Die kühlen Linien der Konstruktion

Kong Kar-Wais „2046“ – eine kryptische Irrfahrt für tapfere Cineasten

Früher, so berichtet es der Erzähler, suchte ein Mann, wenn er ein Geheimnis hatte, einen Baum, in den er ein Loch schnitt, in das er sein Geheimnis sprach. So blieb es bewahrt.

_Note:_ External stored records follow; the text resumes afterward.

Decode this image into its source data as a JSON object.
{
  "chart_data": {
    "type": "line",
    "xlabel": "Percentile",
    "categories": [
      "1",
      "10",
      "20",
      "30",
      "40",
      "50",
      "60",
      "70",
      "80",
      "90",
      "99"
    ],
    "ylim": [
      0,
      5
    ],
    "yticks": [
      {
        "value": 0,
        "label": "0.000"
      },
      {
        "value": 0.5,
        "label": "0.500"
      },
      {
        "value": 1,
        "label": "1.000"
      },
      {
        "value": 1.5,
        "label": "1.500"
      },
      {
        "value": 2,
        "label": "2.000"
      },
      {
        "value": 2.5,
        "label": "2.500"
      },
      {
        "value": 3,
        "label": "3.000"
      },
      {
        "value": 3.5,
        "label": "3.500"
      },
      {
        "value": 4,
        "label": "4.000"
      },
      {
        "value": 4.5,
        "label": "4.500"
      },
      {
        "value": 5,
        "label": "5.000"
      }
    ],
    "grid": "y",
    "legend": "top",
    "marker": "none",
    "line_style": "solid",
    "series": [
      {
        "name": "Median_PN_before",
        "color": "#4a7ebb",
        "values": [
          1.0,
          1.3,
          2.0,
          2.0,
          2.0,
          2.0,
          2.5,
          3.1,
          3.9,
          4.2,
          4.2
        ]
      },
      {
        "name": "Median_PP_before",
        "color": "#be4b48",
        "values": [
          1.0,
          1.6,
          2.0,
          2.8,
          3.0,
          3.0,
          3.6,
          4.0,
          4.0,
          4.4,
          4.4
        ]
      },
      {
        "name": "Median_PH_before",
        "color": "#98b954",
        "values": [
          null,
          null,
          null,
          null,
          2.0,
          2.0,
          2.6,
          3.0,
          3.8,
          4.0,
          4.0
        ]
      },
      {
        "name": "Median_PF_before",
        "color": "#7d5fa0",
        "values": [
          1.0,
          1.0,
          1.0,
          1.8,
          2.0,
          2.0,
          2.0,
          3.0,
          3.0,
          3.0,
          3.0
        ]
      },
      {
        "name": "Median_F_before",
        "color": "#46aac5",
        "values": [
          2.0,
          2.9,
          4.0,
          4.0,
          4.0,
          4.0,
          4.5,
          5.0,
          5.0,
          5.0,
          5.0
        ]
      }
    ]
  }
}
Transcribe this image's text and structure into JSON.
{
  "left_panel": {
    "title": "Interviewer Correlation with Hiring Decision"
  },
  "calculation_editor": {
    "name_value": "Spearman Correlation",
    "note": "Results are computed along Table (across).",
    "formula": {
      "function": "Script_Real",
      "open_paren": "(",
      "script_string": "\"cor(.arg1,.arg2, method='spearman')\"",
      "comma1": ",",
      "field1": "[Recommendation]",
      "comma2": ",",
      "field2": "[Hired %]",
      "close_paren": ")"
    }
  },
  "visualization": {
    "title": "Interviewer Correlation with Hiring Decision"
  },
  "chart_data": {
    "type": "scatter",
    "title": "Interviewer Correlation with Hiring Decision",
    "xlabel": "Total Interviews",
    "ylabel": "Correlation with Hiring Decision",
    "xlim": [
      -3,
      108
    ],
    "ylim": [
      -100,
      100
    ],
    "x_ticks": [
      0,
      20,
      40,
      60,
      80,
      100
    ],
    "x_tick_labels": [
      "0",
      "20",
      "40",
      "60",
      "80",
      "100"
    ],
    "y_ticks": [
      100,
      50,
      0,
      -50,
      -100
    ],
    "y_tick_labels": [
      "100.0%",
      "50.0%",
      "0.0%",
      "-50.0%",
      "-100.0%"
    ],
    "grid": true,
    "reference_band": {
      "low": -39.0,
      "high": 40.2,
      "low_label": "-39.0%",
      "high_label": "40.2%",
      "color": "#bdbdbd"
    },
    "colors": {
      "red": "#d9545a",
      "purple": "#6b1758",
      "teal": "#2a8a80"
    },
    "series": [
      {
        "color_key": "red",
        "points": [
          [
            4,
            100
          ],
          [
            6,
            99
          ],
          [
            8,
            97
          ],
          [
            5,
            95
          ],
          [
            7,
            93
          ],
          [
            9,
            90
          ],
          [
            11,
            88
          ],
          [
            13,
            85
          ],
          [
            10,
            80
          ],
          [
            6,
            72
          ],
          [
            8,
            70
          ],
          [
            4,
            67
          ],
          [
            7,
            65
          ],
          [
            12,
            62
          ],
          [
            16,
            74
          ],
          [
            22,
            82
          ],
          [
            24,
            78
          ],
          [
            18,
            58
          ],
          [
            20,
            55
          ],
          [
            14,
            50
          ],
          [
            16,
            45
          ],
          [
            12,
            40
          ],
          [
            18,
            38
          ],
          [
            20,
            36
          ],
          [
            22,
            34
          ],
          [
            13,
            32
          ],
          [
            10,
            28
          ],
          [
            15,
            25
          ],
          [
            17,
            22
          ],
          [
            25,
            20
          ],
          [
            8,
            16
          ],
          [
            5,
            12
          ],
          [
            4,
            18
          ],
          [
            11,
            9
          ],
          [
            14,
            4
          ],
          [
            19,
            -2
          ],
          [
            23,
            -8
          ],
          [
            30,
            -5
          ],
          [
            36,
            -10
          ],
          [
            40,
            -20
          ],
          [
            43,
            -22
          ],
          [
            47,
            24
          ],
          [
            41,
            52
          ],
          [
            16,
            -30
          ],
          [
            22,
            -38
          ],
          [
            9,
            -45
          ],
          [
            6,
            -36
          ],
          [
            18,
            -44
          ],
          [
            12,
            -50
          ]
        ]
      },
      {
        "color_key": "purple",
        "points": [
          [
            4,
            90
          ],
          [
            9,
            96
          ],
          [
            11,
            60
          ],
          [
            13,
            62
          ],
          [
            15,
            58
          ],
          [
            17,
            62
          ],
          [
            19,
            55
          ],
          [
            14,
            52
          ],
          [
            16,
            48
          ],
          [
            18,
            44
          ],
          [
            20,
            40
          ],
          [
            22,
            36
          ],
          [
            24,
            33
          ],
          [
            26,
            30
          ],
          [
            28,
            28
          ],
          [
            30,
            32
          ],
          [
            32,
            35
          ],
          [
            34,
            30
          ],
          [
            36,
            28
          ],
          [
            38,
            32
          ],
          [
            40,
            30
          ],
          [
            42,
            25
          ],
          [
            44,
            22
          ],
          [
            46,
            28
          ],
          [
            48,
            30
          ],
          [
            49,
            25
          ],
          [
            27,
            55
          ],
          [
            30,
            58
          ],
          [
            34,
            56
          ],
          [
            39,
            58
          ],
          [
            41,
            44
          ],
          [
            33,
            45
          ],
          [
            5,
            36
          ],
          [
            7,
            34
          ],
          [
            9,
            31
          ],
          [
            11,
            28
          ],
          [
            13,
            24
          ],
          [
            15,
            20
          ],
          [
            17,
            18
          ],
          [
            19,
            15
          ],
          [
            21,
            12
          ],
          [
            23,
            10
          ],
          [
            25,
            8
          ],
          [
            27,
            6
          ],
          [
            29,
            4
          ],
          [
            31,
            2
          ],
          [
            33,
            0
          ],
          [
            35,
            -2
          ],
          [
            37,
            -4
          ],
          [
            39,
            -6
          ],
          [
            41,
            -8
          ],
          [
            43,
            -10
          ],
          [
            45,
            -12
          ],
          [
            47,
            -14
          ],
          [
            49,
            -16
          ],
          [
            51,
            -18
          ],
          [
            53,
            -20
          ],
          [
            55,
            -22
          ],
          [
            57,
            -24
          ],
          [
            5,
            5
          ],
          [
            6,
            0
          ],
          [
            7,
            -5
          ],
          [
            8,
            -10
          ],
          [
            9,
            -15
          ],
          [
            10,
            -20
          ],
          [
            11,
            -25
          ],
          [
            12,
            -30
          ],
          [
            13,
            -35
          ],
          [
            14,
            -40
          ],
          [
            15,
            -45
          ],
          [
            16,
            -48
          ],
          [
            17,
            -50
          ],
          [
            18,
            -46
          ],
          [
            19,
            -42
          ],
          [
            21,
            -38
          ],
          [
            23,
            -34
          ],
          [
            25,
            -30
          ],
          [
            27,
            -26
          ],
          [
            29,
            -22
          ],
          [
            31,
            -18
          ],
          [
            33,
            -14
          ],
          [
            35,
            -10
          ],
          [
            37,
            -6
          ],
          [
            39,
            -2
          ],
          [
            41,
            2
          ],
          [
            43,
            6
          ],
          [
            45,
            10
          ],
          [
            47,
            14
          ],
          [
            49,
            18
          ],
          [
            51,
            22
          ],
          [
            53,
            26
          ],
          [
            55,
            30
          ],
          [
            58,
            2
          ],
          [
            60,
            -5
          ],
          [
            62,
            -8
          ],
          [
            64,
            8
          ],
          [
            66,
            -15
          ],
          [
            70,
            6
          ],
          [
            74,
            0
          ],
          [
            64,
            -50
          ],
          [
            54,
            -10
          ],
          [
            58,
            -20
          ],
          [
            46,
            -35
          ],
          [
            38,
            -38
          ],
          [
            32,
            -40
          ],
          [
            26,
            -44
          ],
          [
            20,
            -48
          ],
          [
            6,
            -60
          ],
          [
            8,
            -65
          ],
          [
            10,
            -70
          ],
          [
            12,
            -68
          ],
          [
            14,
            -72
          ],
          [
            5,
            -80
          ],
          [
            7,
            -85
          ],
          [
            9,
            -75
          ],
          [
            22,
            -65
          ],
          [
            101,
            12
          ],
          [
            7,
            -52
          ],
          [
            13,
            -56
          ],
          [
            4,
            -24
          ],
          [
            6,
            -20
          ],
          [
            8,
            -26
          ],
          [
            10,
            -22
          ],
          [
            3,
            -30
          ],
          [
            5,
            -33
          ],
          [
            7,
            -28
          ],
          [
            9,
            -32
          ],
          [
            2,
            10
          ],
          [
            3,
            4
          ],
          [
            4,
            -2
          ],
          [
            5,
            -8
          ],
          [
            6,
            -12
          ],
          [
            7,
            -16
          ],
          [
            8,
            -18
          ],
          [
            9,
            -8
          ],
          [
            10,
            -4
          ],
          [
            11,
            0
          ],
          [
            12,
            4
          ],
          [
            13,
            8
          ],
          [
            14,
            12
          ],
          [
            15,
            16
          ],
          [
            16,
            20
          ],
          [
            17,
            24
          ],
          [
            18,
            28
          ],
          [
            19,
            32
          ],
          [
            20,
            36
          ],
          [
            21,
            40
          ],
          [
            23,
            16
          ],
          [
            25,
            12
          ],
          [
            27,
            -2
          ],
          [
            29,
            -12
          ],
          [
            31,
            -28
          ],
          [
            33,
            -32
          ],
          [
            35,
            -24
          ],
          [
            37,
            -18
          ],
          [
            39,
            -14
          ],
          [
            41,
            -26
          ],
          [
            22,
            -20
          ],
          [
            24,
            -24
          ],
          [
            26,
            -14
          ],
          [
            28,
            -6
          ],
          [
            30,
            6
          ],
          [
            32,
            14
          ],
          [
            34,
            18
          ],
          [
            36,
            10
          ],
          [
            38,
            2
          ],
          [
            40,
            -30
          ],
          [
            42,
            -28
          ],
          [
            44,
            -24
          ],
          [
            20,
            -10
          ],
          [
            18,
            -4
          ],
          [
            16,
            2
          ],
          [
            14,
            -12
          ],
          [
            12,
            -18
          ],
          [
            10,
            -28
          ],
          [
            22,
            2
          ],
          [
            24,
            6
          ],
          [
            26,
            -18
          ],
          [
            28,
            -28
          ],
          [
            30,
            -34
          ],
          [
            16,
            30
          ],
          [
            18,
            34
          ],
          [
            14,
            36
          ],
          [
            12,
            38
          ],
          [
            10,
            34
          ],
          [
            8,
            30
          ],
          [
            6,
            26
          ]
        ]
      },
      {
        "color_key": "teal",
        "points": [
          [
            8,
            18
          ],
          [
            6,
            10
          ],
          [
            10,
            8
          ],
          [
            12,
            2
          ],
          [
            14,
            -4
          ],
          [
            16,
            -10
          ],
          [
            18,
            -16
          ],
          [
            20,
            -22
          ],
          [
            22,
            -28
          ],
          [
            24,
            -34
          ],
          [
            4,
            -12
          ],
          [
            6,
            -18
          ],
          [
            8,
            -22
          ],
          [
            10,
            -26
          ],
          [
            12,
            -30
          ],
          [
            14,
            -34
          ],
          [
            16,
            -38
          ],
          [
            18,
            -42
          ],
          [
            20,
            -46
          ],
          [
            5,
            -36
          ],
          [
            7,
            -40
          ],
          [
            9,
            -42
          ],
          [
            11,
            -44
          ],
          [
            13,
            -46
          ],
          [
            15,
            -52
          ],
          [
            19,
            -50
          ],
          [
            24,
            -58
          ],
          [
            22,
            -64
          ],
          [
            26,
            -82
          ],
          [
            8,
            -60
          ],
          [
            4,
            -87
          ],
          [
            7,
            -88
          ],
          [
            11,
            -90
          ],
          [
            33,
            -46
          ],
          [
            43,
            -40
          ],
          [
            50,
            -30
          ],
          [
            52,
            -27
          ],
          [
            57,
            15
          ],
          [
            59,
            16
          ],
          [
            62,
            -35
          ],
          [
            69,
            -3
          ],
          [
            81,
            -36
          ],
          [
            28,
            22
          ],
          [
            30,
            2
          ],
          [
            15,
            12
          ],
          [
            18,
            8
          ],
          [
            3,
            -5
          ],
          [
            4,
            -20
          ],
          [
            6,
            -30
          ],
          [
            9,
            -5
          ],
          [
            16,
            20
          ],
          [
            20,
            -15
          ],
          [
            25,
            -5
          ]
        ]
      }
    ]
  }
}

Heute, so scheint es mitunter, wenn ein Mann ein Geheimnis hat, dann dreht er darüber einen Film. So bleibt es gewahrt. Wong Kar-Wais 2046, gilt als großes Kino. Indessen bekennt der Rezensent, sich gelegentlich dieses artifiziell zweifelsfrei hoch stehenden Kunstwerkes hochgradig gelangweilt zu haben. Womöglich ist es ein Problem, aber nur eines, das gleichsam Referenzmodell, In the Mood for love nicht zu kennen. Mag sein, so fehlt der erzählerische Kern, der Bezug. Der Titel meint eine Jahreszahl, das Jahr, bis zu dem China versprach, die Hongkonger Verhältnisse nicht anzutasten. Und er meint einen mythischen Ort, an dem die Erinnerungen aufbewahrt werden, gleichsam das Loch im Baum. Zu diesem Ort ist Herr Chow unterwegs in einer mentalen Irrfahrt, während der er sich an drei Frauen erinnert. Der Film visualisiert diese Irrfahrt mit Konsequenz. Und Wong Kar-Wai nimmt sich das Recht, das sich Künstler wie Proust und Joyce schon lange nahmen, nur, dass die Rezeptionsweise eines Buches eine andere ist. Der Regisseur fragmentiert Bilder, Geschichten und Figuren bis zur Unkenntlichkeit. Extreme Nahaufnahmen zerschneiden die Menschen und auch die Geschichte ist in einem Maße zerpuzzelt, dass es schwer hält, ein Minimum an Interesse zu bewahren. Es sind die kühlen Linien der Konstruktion, hinter der die Geschichte verschwindet und die Schönheit auch. Der Erzähler aus dem Off dominiert die Erzählung, die Figuren scheinen im Design der farbigen Flächen gefangen wie hilflose Insekten. Das sind Tableaus der Einsamkeit, denn in all den wirbelnden Bildern und Tönen gibt es nur. auch ästhetisch, verlorene, mit sich und der Welt unverbundene Menschen. So wird die Struktur selbst zur Erzählung, so erinnern manche Einstellungen an den Kultfilm Koyaanisqatsi, über das Leben aus dem Gleichgewicht. Aber am Ende sind es Menschen, die Interesse stiften.